Fui creciendo. Me comenzaron a interesar los libros. En las hazañas de Búfalo Bill, en los viajes de Salgari, se fue extendiendo mi espíritu por las regiones del sueño. Los primeros amores, los purísimos, se desarrollaban en cartas enviadas a Blanca Wilson. Esta muchacha era la hija del herrero y uno de los muchachos, perdido de amor por ella, me pidió que le escribiera sus cartas de amor. No recuerdo cómo serían estas cartas, pero tal vez fueron mis primeras obras literarias, pues, cierta vez, al encontrarme con la colegiala, ésta me preguntó si yo era el autor de las cartas que le llevaba su enamorado. No me atreví a renegar de mis obras y muy turbado le respondí que sí. Entonces me pasó un membrillo que por supuesto no quise comer y guardé como un tesoro. Desplazado así mi compañero en el corazón de la muchacha, continué escribiéndole a ella interminables cartas de amor y recibiendo membrillos.
A la ciudad de Temuco llegó el año 1910. En este año memorable entré al liceo, un vasto caserón con salas destartaladas y subterráneos sombríos.
Después de muchos años de Liceo, en que tropecé siempre en el mes de diciembre con el examen de matemáticas, quedé exteriormente listo para enfrentarme con la universidad, en Santiago de Chile. Digo exteriormente, porque por dentro mi cabeza iba llena de libros, de sueños y de poemas que me zumbaban como abejas.

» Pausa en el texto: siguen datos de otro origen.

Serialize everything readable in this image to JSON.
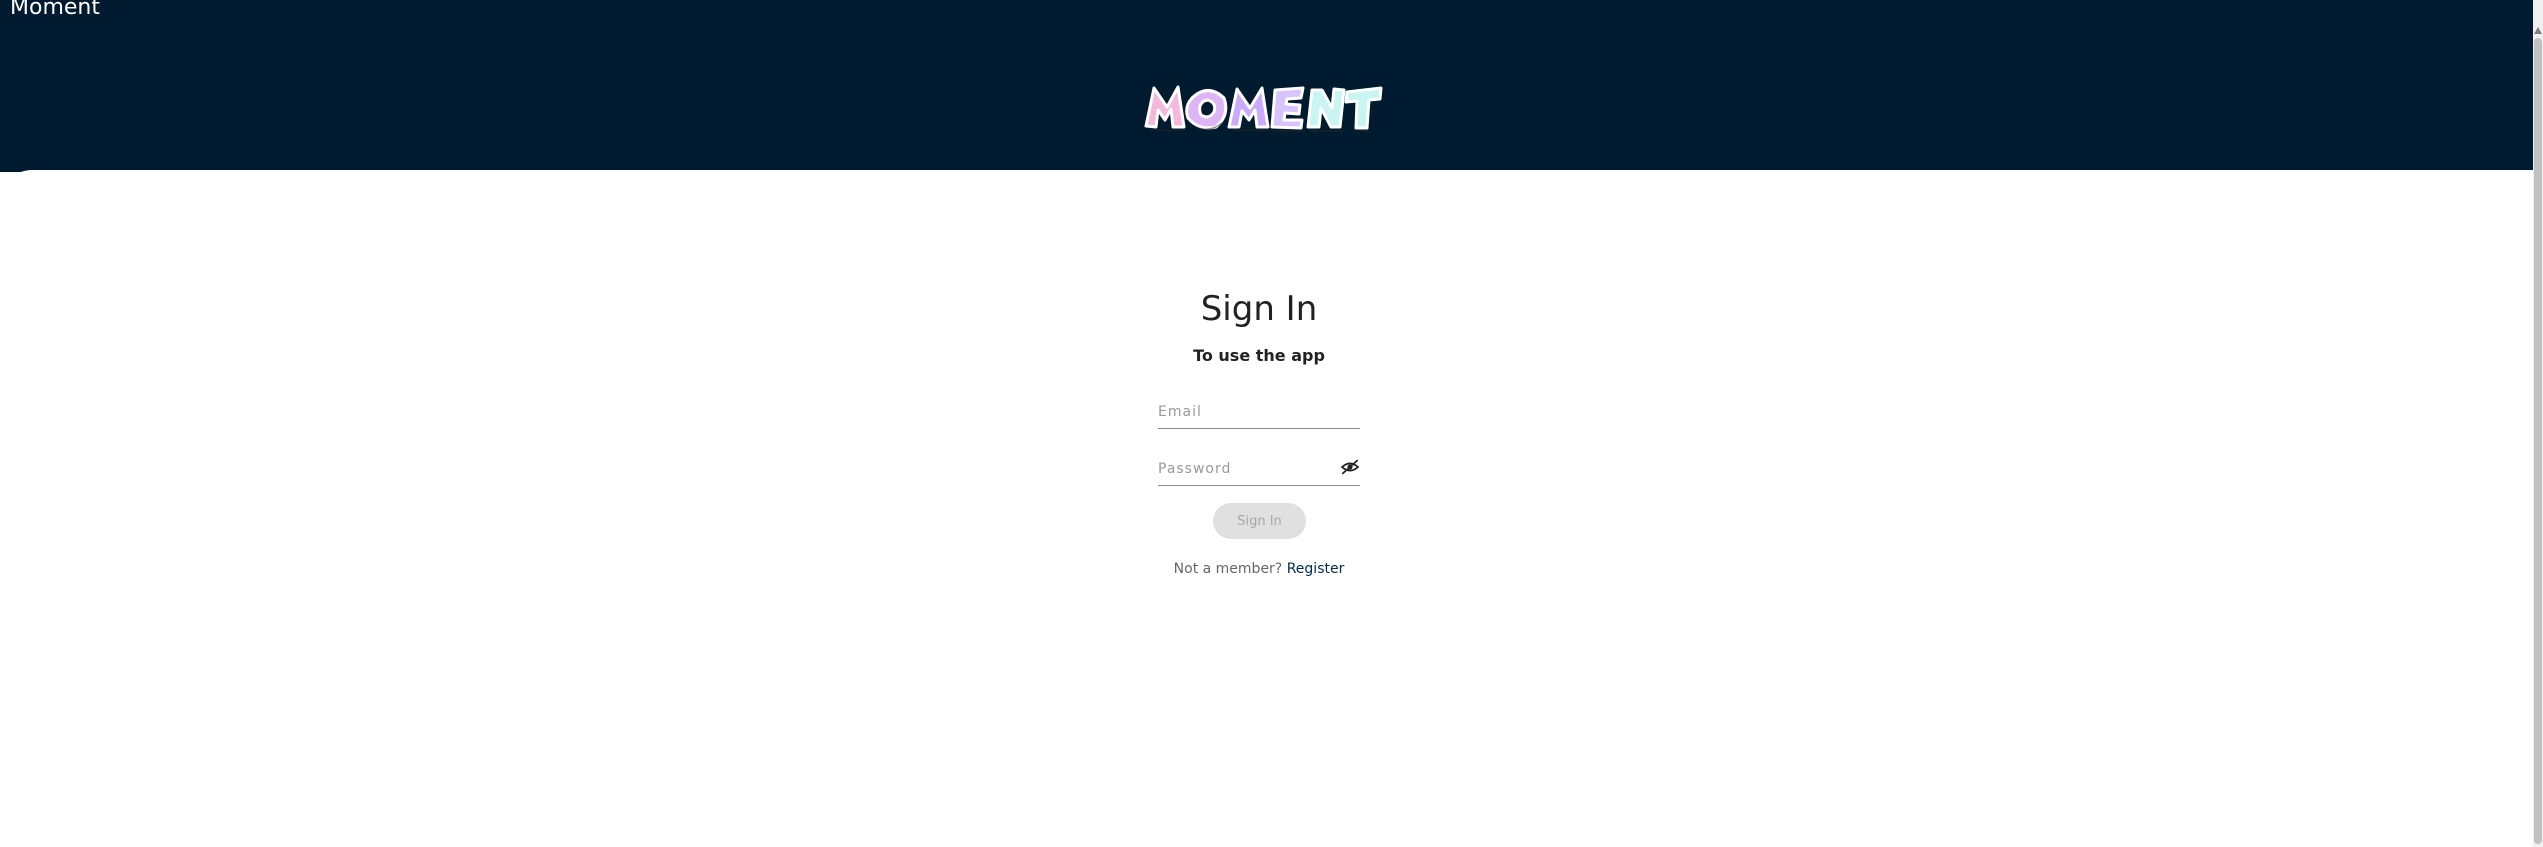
{
  "window": {
    "title": "Moment"
  },
  "header": {
    "logo_text": "MOMENT"
  },
  "signin": {
    "title": "Sign In",
    "subtitle": "To use the app",
    "email_placeholder": "Email",
    "email_value": "",
    "password_placeholder": "Password",
    "password_value": "",
    "submit_label": "Sign In",
    "register_prompt": "Not a member?",
    "register_link": "Register"
  },
  "icons": {
    "password_toggle": "eye-slash-icon",
    "scroll_up": "chevron-up-icon"
  },
  "colors": {
    "header_bg": "#001a2f",
    "logo_pink": "#f7b6d9",
    "logo_purple": "#c8a7ff",
    "logo_mint": "#c9f4f3",
    "button_disabled_bg": "#e0e0e0",
    "link": "#002b4a"
  }
}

La vida de aquellos años en la pensión de estudiantes era de un hambre completa. Escribí mucho más que hasta entonces, pero comí mucho menos. Algunos de los poetas que conocí por aquellos días sucumbieron a causa de las dietas rigurosas de la pobreza.
Yo había sido en Temuco el corresponsal de la revista Claridad, órgano de la Federación de Estudiantes, y vendía 20 o 30 ejemplares entre mis compañeros de liceo. Las noticias que el año de 1920 nos llegaron a Temuco marcaron a mi generación con cicatrices sangrientas. La “juventud dorada”, hija de la oligarquía, había asaltado y destruido el local de la Federación de Estudiantes. La justicia, que desde la colonia hasta el presente ha estado al servicio de los ricos, no encarceló a los asaltantes sino a los asaltados. Domingo Gómez Rojas, joven esperanza de la poesía chilena, enloqueció y murió torturado en un calabozo. La repercusión de este crimen, dentro de las circunstancias nacionales de un pequeño país, fue tan profunda y vasta como habría de ser el asesinato en Granada de Federico García Lorca.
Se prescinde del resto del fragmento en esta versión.